The heat was merciless. Carl D. dragged out a handkerchief and rubbed it over his face as sweat soaked through his fishing shirt. “How the hell’d he get here?”
“Can’t say. Hitched a ride, maybe. Stole a car. We’re looking into it.”
“For the money in a coffee can? Don’t sit right. She had a suitcase packed?”
“That’s right. Her clothes in it, and some of his. She knew he was coming. We’re checking the phone records. Gotta figure he called her, and she gave him the lay of the land. She wasn’t what you’d call cooperative with the police ‘round these parts.”
And he blamed her, though she was dead as Eve, for the murder of his man.
“Mr. Mooney going to be up to doing a next-of-kin ID on her?”
“Yeah.” Carl D. rubbed his mouth again. “He’ll do it. You inform the deceased’s mother yet?”
“No. I was going to handle that back at the office.”
“I’d appreciate it if you’d let me do that, Sheriff Bridger. Not wanting to step on your ground here, but she knows me.”
“You’re welcome to that part of the job. It ain’t one I relish.”
“Fine then. I’ll take J.R. on by his mama’s. It’ll be easier for them that way.”
“All right. He’s a cop killer now, Chief Russ. If it gives your friend there any comfort, you let him know that bastard won’t be able to run far enough or fast enough.”
“You keep me up-to-date, Sheriff, and I’ll do the same. I got the federals coming tomorrow or the day after. They’ll want to pay you a call.”
“Welcome to. But this is my turf, and that was my man they carried away in a bag this morning.” Bridger spat on the ground. “Bodeen better pray to his almighty God the feds get to him before I do.”
Miles away, Hannibal Bodeen tore into a pork chop. He’d gotten it, along with bread and cheese and a bottle of Jim Beam, from a house he’d broken into. It had been simple enough, with the family gone off to church. He’d watched them stroll out of the house in their fancy Sunday clothes and pile into a shiny minivan. Hypocrites. Going to church to show off their material goods. Into the house of the Lord to flaunt themselves.
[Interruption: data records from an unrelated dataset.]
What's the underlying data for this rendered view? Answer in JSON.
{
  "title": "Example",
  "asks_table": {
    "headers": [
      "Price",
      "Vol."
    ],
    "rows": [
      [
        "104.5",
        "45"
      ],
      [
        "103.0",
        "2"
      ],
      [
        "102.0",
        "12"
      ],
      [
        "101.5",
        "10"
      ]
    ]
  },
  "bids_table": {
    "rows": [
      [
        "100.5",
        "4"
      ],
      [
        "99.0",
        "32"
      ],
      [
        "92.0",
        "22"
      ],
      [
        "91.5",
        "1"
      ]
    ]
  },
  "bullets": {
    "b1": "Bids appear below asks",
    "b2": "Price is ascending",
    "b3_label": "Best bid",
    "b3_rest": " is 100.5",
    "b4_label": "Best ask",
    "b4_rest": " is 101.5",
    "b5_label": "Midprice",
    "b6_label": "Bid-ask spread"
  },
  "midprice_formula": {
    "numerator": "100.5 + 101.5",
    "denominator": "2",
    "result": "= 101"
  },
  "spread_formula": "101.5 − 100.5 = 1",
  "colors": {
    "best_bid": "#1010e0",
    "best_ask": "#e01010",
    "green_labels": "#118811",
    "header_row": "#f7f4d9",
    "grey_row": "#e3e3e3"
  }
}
God would punish them, just like he punished all the proud and pompous. And God had provided, he thought, as he gnawed the pork bone clean.
He’d found plenty of food in that big house. Meat wrapped up from last night’s dinner. Enough to restore his body. And drink to sustain him in his hour of need. This was his trial, his test, this wandering in the wilderness.
He tossed the bone aside and took a long drink from the bottle.
For a time he’d despaired. Why was he being punished, a righteous man? Then it all came clear. He was to be tested, he was to prove his worthiness. God had shouldered him with temptation, time and time again. There had been times he’d been weak, times he’d succumbed. But now he was given this chance.